Changes in viscoelastic properties of articular cartilage in early stage of osteoarthritis, as determined by optical coherence tomography-based strain rate tomography

Female New Zealand white rabbits aged 8–9 months and weighing 3.6–4.0 kg with closed epiphyses (SLC, Inc. Japan) were used for this study. Closed epiphyses were confirmed via radiography. Experimental OA was induced via anterior cruciate ligament transection (ACLT) in the left knee joint. All rabbits were anesthetized with subcutaneous injection of ketamine (40 mg/kg) and xylazine (5 mg/kg). The medial parapatellar incision was made, and the patella was dislocated laterally. The ACL was visualized and transected with a No. 11 blade. An anterior drawing test was performed to confirm that the ACL was transected completely. The joint was irrigated with sterile saline, and the capsule and skin were closed. Postoperatively, the animals with free activity allowed were housed singly in cages in an animal room with controlled temperature and humidity and periodic light cycles. The animals were sacrificed at 2, 4, and 8 weeks after surgery (n = 5/time point) via intravenous injection of sodium pentobarbital (3 ml). Three animals who did not undergo ACLT were sacrificed for the control group (n = 6). After euthanasia, distal femurs were amputated at the supracondylar site using an electric saw. Distal femurs were then prepared for mechanical tests and histological analysis. All animal experiments were strictly performed in accordance with the regulations of the Institutional Animal Care and Use Committee, Osaka City University Medical School (Approval number: 15012).

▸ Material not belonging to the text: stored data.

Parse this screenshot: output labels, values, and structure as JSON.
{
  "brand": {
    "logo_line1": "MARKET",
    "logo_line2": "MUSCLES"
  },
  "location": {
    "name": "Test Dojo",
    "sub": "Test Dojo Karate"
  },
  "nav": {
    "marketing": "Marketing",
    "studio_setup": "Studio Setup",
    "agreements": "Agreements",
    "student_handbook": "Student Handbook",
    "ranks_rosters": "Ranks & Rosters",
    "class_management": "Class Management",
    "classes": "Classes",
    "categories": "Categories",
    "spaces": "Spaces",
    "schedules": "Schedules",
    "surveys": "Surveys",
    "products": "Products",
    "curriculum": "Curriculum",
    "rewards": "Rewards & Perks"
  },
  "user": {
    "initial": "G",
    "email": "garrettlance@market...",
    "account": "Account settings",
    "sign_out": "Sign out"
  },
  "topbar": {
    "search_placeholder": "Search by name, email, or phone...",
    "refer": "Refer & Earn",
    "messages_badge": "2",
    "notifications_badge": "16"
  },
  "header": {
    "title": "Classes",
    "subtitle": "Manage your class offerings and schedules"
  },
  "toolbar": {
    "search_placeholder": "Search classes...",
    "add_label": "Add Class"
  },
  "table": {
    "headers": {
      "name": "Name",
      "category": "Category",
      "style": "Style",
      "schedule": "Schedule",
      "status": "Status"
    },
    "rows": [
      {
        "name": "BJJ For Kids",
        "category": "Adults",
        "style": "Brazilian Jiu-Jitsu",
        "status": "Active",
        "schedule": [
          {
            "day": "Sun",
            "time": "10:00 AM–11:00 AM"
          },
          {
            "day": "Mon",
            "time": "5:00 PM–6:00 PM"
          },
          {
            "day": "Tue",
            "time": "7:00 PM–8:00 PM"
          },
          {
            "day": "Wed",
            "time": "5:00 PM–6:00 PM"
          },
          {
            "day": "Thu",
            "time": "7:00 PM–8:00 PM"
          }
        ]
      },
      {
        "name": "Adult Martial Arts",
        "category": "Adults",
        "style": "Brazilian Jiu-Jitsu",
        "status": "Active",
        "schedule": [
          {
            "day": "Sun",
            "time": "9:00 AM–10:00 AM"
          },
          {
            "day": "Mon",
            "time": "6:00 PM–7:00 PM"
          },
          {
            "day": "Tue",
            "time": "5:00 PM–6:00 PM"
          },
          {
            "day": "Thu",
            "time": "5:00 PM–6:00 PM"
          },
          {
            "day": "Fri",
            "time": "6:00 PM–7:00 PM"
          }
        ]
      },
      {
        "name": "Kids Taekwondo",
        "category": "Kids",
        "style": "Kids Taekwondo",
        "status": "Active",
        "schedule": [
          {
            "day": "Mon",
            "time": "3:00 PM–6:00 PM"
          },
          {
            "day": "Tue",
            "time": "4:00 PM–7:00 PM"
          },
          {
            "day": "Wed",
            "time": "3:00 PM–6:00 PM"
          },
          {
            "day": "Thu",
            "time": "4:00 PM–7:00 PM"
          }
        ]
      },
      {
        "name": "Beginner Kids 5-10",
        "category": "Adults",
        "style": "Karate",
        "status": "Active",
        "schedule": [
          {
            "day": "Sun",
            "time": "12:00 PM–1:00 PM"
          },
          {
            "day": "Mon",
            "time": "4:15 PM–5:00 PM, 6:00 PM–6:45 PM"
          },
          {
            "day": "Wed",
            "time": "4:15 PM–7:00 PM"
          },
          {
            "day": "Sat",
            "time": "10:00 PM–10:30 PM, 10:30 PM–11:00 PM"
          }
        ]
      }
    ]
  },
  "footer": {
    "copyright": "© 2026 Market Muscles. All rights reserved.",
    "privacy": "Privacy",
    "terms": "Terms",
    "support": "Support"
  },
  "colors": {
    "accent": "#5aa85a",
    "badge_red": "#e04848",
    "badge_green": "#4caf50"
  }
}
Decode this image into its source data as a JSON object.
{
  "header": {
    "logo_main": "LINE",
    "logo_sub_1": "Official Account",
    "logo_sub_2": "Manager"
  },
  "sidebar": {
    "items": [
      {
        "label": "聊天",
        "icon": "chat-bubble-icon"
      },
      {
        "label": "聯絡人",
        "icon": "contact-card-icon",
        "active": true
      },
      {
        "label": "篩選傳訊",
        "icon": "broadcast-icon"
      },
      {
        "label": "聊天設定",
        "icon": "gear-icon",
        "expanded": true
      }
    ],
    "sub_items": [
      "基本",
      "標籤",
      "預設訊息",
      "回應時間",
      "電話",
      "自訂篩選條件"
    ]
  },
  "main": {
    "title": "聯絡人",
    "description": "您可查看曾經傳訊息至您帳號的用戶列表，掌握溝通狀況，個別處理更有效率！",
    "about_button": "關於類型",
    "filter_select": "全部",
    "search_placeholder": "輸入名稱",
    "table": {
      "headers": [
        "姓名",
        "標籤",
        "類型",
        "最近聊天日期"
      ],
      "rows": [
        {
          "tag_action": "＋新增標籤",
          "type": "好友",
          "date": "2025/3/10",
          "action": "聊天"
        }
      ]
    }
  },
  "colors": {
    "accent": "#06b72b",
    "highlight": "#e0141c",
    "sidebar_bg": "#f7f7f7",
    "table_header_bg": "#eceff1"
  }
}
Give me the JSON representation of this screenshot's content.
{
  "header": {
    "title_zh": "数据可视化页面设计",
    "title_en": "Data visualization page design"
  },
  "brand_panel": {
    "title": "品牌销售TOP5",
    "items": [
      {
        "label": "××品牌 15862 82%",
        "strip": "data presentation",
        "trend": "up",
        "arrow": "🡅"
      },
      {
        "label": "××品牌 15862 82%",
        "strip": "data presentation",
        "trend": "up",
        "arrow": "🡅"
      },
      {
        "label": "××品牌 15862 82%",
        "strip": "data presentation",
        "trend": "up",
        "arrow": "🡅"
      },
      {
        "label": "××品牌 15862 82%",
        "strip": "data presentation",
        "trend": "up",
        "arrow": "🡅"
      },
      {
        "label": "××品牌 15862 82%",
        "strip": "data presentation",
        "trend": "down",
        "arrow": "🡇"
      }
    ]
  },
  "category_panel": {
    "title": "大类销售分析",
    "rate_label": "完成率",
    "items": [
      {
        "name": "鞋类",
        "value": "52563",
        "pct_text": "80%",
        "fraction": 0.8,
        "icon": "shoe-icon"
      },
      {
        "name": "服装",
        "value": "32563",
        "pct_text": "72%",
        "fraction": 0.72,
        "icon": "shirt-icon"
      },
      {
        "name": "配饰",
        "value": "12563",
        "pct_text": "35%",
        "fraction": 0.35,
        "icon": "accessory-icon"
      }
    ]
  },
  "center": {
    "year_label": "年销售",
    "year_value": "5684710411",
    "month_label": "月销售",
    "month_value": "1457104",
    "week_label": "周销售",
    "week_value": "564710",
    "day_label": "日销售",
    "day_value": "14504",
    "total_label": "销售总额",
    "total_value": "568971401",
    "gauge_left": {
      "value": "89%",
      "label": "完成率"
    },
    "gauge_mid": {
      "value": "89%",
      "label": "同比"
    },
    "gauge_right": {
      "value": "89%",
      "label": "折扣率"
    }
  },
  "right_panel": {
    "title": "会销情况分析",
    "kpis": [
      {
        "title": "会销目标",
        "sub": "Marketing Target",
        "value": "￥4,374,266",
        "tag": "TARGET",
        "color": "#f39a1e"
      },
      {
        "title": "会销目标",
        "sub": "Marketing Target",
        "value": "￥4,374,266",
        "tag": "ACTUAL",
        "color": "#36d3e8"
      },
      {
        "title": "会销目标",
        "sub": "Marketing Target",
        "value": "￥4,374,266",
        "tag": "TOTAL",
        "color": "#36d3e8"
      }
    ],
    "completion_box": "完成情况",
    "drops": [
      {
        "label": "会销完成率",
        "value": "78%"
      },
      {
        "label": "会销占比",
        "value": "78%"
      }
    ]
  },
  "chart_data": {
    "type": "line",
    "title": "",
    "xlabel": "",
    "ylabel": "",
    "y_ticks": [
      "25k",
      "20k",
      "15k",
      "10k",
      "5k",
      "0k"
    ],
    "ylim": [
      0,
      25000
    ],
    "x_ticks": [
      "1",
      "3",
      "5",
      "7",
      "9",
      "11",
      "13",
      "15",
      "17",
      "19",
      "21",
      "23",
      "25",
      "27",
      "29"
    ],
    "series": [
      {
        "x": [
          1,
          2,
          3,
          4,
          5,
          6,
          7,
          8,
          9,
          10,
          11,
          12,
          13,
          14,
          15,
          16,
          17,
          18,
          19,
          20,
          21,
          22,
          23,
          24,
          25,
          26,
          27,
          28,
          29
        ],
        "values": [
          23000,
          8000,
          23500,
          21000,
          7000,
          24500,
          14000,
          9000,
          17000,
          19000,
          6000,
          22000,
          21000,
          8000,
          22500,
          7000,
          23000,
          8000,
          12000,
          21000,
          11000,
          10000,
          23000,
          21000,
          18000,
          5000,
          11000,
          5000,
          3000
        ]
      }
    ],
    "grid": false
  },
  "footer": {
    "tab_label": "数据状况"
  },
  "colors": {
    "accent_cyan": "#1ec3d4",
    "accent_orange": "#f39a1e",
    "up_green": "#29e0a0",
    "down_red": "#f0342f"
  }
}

The SR-OCSA system is shown in Fig. 1a and b. The SR-OCSA system was constructed with the Swept Source OCT (IVS-2000; Santec Inc., Aichi, Japan) system by taking the video rate of tissue tomogram and an indenter controlled by a piezoelectric (PZT) actuator (nPFocus100; nPoint Inc., Middleton, MI, USA). Mechanical measurement locations were defined as the top point of the femoral condyle. The distal femurs were glued onto a dish using cyanoacrylate adhesive gel and immersed in phosphate-buffered saline. The dish was fixed to the stage using a handmade fixture. The cartilage image was acquired by using OCT, and the cartilage thickness was measured from the acquired OCT image (Fig. 2). The actuator was driven from the state where the indenter was in close contact with the cartilage at the same location as the OCT image experiment was conducted. In the stress relaxation test, the amount of cartilage compression was set to 10% of the thickness of articular cartilage. All samples were tested using a stress-relaxation protocol (10% pre-strain, 10% strain, 2.5% strain per second speed, and 60 s relaxation time). The deformed cartilage was visualized using the OCT probe installed on the upper side of the revolution arm while deforming with the indenter. The system had a depth (z) and width (x) resolution of 7.1 μm and 7.5 μm, respectively. The OCT image size acquired was set as a 2-dimensional xz tomographic image of 1 mm × 1.51 mm (128 × 192 pixel), and images were continuously acquired at 79.05 frames per second (a total of 4743 frames). By obtaining the image acquisition signal of the OCT and the drive signal of the PZT actuator, the compression relaxation behavior and OCT tomographic image can be synchronized. In this approach, OCT images are captured continuously during the stress relaxation test using a PZT actuated indenter, and SR-OCSA can provide the tomography of the deformation vector and strain rate.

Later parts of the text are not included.